Le 12 octobre, le Conseil de sécurité des Nations unies a approuvé une mission militaire internationale au Mali. Il a demandé au secrétaire général de l’ONU, Ban Ki Moon, d’élaborer avec la Communauté économique des Etats d’Afrique de l’Ouest (Cédéao) et l’Union africaine un projet détaillé pour une mission militaire contenant des informations sur le personnel, les coûts et le type d’activité. Ce projet doit être achevé d’ici novembre.
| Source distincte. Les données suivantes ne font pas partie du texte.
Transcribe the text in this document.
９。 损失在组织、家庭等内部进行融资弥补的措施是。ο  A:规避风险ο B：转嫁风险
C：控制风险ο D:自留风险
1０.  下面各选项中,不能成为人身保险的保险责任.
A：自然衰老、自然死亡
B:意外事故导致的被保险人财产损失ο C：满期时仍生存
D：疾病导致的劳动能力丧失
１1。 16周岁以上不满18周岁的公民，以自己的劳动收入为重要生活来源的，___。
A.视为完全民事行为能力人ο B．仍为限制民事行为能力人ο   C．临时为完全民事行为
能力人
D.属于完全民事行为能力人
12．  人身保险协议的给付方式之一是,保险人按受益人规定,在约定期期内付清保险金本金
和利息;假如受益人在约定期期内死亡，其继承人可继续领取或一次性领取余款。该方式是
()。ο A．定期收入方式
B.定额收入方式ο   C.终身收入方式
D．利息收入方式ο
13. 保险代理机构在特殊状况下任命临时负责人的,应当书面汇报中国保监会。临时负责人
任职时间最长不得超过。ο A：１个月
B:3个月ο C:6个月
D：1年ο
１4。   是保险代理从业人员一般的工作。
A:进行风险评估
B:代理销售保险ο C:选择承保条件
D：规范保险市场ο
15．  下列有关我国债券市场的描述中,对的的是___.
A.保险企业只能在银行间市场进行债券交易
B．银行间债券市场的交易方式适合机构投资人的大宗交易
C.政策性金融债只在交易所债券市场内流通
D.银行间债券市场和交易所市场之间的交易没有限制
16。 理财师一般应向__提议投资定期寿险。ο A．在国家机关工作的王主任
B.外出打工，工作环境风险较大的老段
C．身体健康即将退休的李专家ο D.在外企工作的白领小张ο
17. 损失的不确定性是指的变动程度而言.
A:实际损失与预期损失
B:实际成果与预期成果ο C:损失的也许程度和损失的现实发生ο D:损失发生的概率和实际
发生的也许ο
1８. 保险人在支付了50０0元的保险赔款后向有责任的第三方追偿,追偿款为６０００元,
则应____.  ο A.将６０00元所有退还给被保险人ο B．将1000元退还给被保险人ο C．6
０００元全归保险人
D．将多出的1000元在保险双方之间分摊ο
Ce ne sont ni l’ONU ni l’UE qui représentent la véritable direction d'une intervention au Mali mais la France, l’ancienne puissance coloniale. C'est Paris qui a rédigé la résolution du Conseil de sécurité de l’ONU donnant le feu vert à une action militaire et qui a entrepris d’intenses activités diplomatiques pour persuader les gouvernements africains de fournir des troupes à cette opération. Des généraux français ont également élaboré des projets pour un déploiement militaire. Ils insistent sur l’urgence de l’opération et sur le fait qu’elle doit débuter avant le commencement, fin mars 2013, de la saison des pluies au Mali.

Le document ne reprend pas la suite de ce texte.